New Yorkers get Free Payphone WiFi

After getting free (but spotty) WiFi at major public parks, New Yorkers can now look forward to free Internet access via public payphones under a new pilot program.

The radius of the Payphone WiFi service will be between 100-200 feet from the payphone where the equipment is installed.

NYC officials unveiled the Payphone WiFi initiative Wednesday at one of the Manhattan pilot locations – a payphone adjacent to the West 58th Street and Broadway pedestrian plaza.

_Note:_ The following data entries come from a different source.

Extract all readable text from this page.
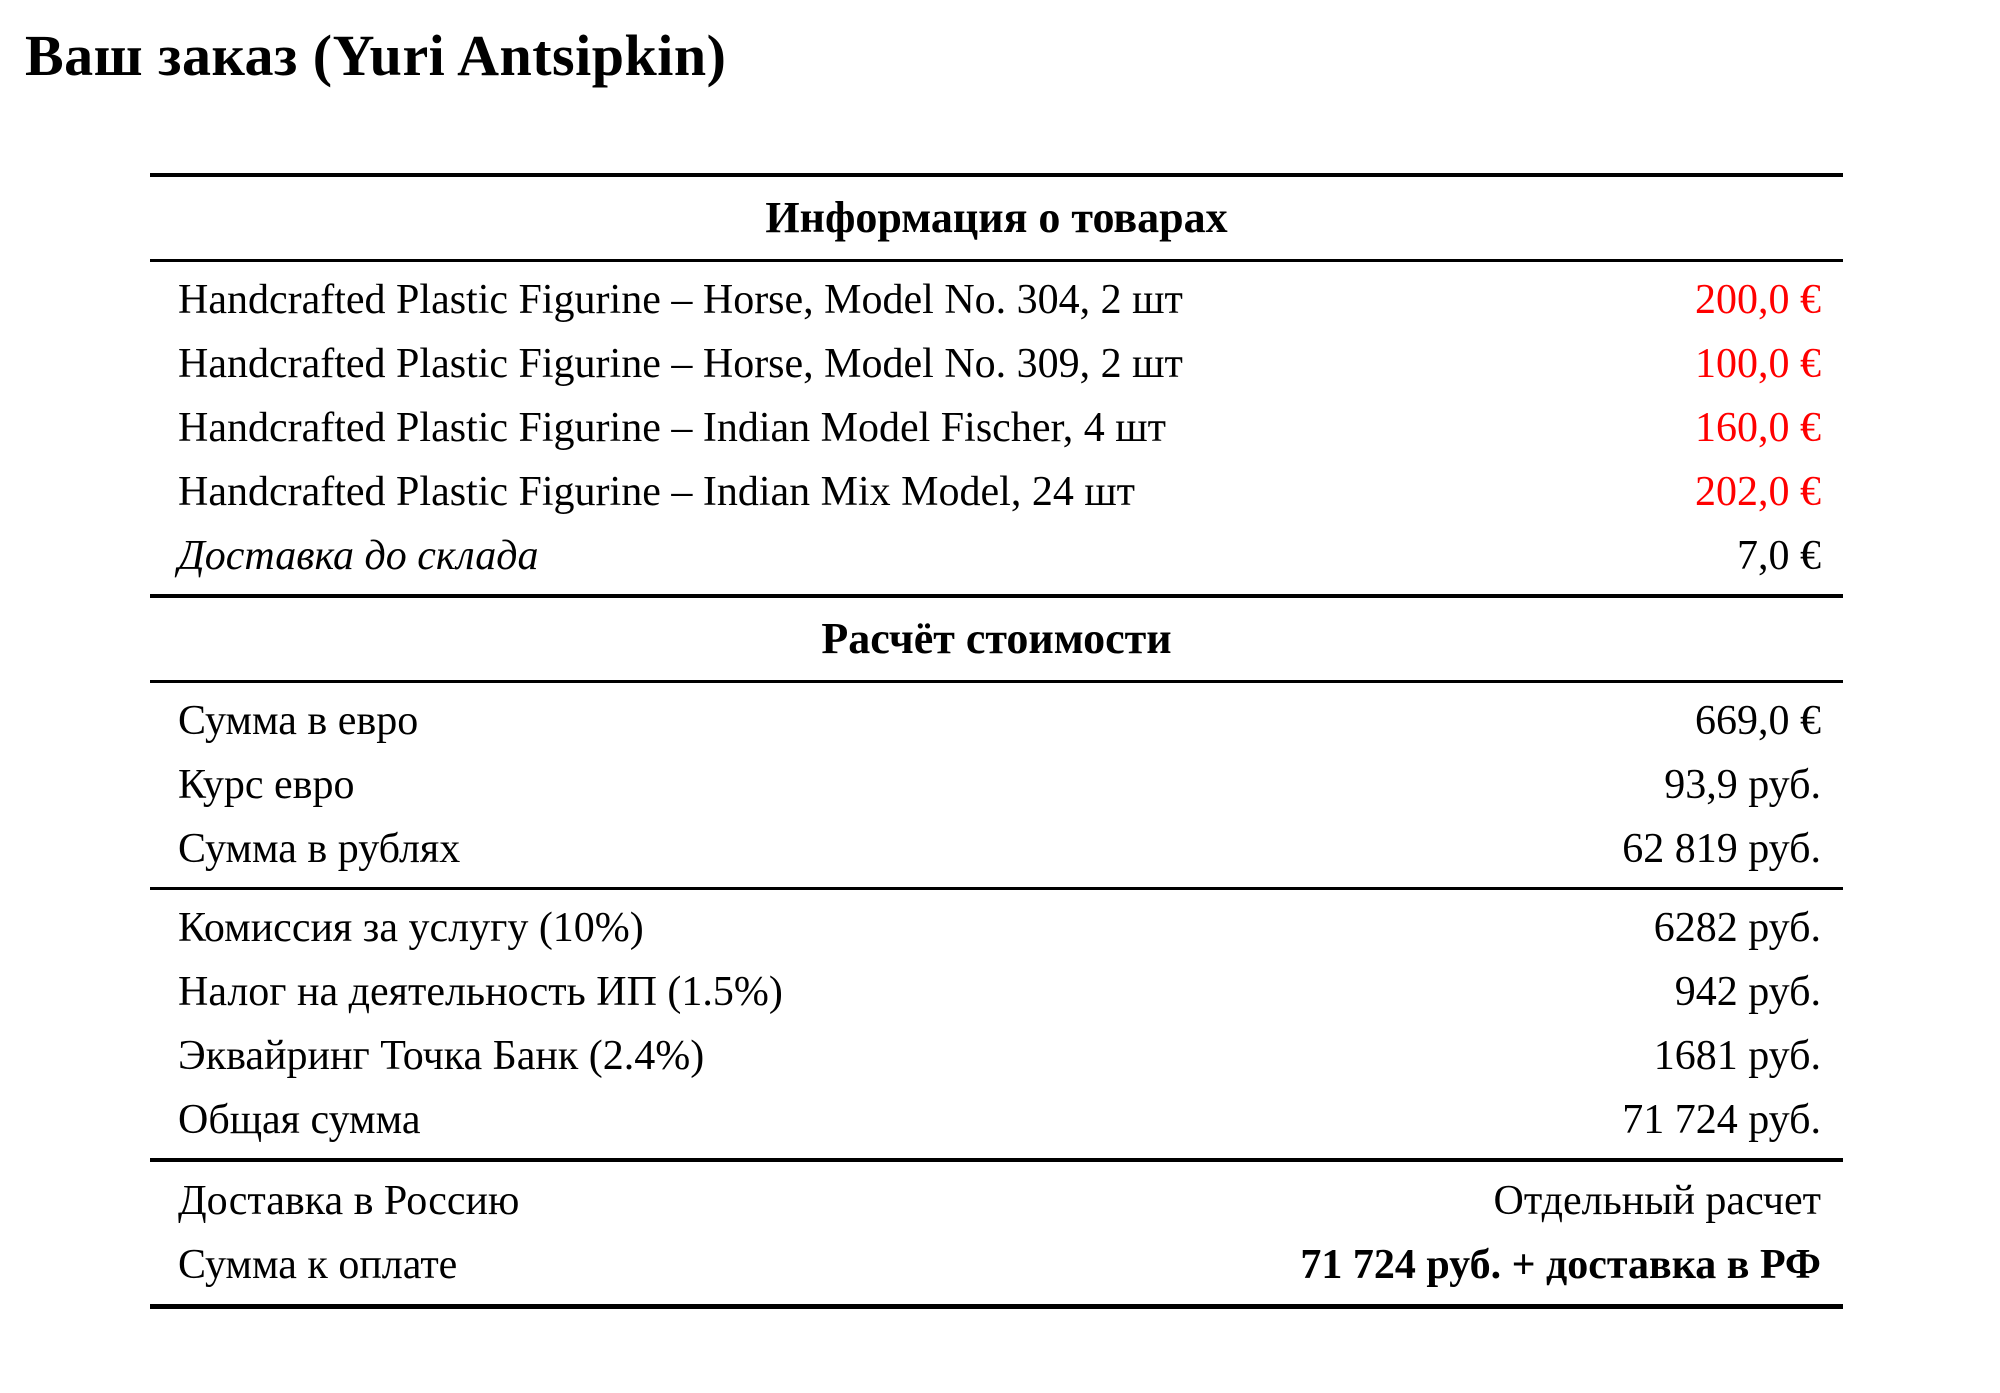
Ваш заказ (Yuri Antsipkin)
Информация о товарах
Handcrafted Plastic Figurine – Horse, Model No. 304, 2 шт	200,0 €
Handcrafted Plastic Figurine – Horse, Model No. 309, 2 шт	100,0 €
Handcrafted Plastic Figurine – Indian Model Fischer, 4 шт	160,0 €
Handcrafted Plastic Figurine – Indian Mix Model, 24 шт	202,0 €
Доставка до склада	7,0 €
Расчёт стоимости
Сумма в евро	669,0 €
Курс евро	93,9 руб.
Сумма в рублях	62 819 руб.
Комиссия за услугу (10%)	6282 руб.
Налог на деятельность ИП (1.5%)	942 руб.
Эквайринг Точка Банк (2.4%)	1681 руб.
Общая сумма	71 724 руб.
Доставка в Россию	Отдельный расчет
Сумма к оплате	71 724 руб. + доставка в РФ
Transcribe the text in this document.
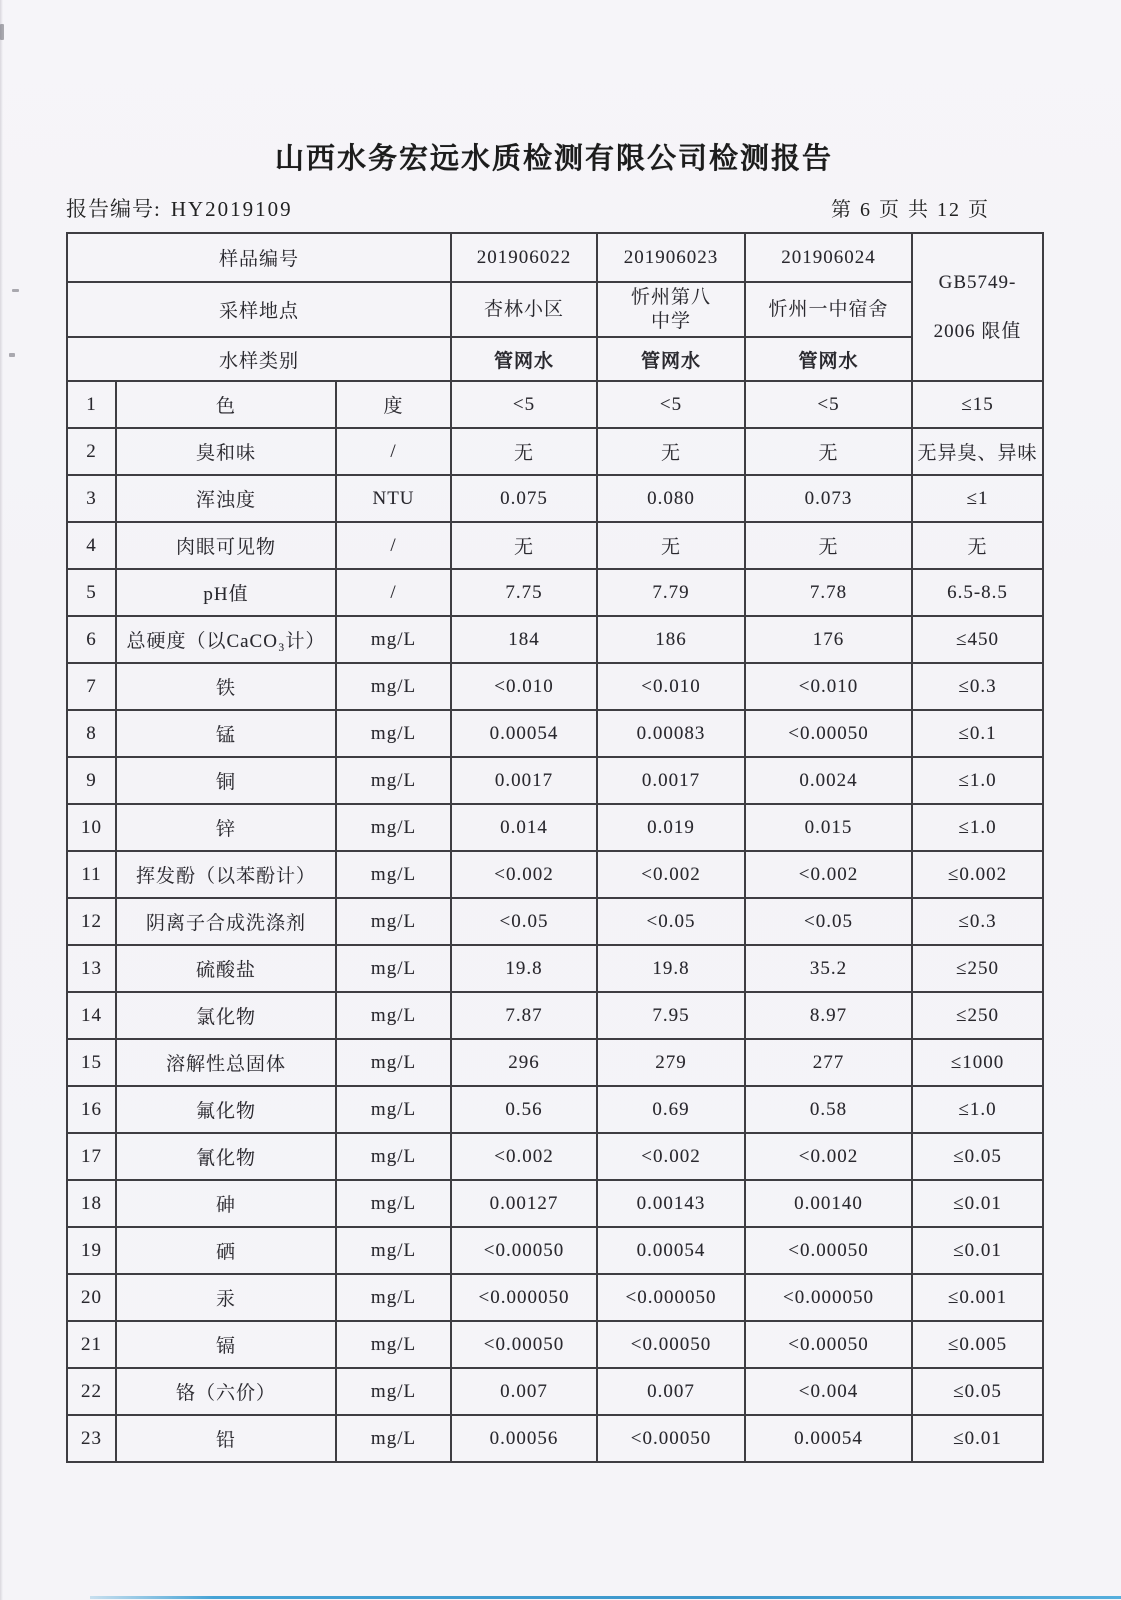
山西水务宏远水质检测有限公司检测报告
报告编号: HY2019109	第 6 页 共 12 页
样品编号			201906022	201906023	201906024	GB5749-
2006 限值

采样地点			杏林小区	忻州第八中学	忻州一中宿舍	
水样类别			管网水	管网水	管网水	
1	色	度	<5	<5	<5	≤15
2	臭和味	/	无	无	无	无异臭、异味
3	浑浊度	NTU	0.075	0.080	0.073	≤1
4	肉眼可见物	/	无	无	无	无
5	pH值	/	7.75	7.79	7.78	6.5-8.5
6	总硬度（以CaCO₃计）	mg/L	184	186	176	≤450
7	铁	mg/L	<0.010	<0.010	<0.010	≤0.3
8	锰	mg/L	0.00054	0.00083	<0.00050	≤0.1
9	铜	mg/L	0.0017	0.0017	0.0024	≤1.0
10	锌	mg/L	0.014	0.019	0.015	≤1.0
11	挥发酚（以苯酚计）	mg/L	<0.002	<0.002	<0.002	≤0.002
12	阴离子合成洗涤剂	mg/L	<0.05	<0.05	<0.05	≤0.3
13	硫酸盐	mg/L	19.8	19.8	35.2	≤250
14	氯化物	mg/L	7.87	7.95	8.97	≤250
15	溶解性总固体	mg/L	296	279	277	≤1000
16	氟化物	mg/L	0.56	0.69	0.58	≤1.0
17	氰化物	mg/L	<0.002	<0.002	<0.002	≤0.05
18	砷	mg/L	0.00127	0.00143	0.00140	≤0.01
19	硒	mg/L	<0.00050	0.00054	<0.00050	≤0.01
20	汞	mg/L	<0.000050	<0.000050	<0.000050	≤0.001
21	镉	mg/L	<0.00050	<0.00050	<0.00050	≤0.005
22	铬（六价）	mg/L	0.007	0.007	<0.004	≤0.05
23	铅	mg/L	0.00056	<0.00050	0.00054	≤0.01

10 Payphone WiFi Locations

NYC officials said the free WiFi is currently available at the following 10 locations under the pilot program:

Brooklyn Heights-Cobble Hill:
545 Albee Square
2 Smith Street

Astoria: 30-94 Steinway Street

SoHo: 402 West Broadway
Fur-Flower District: 458 Seventh Avenue
Theater District-Clinton: 28 West 48th Street
Grand Central-United Nations: 410 Madison Avenue
Midtown-Clinton: 1609 Broadway
1790 Broadway (event location)
Upper West Side: 230 West 95th Street

More locations – including in the Bronx and Staten Island – are expected to be launched in the coming months.

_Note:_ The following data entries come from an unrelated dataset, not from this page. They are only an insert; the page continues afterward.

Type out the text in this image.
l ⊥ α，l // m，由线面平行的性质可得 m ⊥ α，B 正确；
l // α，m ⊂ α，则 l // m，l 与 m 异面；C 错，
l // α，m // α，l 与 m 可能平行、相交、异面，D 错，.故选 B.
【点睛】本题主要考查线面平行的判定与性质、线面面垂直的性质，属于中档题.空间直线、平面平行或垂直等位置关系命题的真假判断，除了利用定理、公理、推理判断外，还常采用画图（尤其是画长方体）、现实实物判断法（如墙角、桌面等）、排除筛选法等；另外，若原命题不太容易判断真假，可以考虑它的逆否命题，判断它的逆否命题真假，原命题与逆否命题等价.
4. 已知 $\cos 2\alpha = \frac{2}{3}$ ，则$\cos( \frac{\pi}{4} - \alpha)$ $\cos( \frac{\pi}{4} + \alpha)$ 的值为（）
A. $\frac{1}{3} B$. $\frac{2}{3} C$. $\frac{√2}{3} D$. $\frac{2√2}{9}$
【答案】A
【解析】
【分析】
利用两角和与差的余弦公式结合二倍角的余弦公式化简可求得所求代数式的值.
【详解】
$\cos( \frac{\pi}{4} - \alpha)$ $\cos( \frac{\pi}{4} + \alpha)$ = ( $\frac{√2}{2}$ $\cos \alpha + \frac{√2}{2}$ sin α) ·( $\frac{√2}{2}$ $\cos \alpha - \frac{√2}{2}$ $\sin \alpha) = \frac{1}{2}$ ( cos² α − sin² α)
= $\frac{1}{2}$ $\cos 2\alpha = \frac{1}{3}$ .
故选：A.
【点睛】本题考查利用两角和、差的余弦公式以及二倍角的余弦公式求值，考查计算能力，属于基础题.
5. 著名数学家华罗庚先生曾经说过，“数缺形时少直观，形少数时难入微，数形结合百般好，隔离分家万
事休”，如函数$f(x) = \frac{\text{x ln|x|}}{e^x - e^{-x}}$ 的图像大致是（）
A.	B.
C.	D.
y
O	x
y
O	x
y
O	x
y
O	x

How to Access Payphone WiFi in NYC

People with tablets, laptops, iPods and other Internet-ready devices can access the payphone WiFi by selecting the “Free WiFi / “NYC Free Public WiFi” option on their devices, accept the terms and conditions and start browsing.

The city is promising that the free payphone WiFi will be available anytime and without limits on usage.

No personal information is supposed to be gathered during the pilot program. There will be no advertising either.

Apparently, the WiFi equipment attached to the payphones don’t affect the operation of the payphones.

Users can get technical assistance by contacting 311 – online, by phone, or by text at 311-692.

Payphone Use Falling in NYC

New York City has 12,360 public pay telephones on the City’s sidewalks, with 5,766 in Manhattan, 2,530 in Queens, 2,386 in Brooklyn, 1,553 in the Bronx, and 125 in Staten Island.

But pay phone usage has dropped significantly in recent years with the proliferation of cell phones.

In the last couple of years, I’ve rarely seen people using payphones in Manhattan.

So maybe the Payphone WiFi initiative in NYC is a good idea.

Instead of using the payphones merely as an advertising medium, let’s use them to envelop the city in WiFi.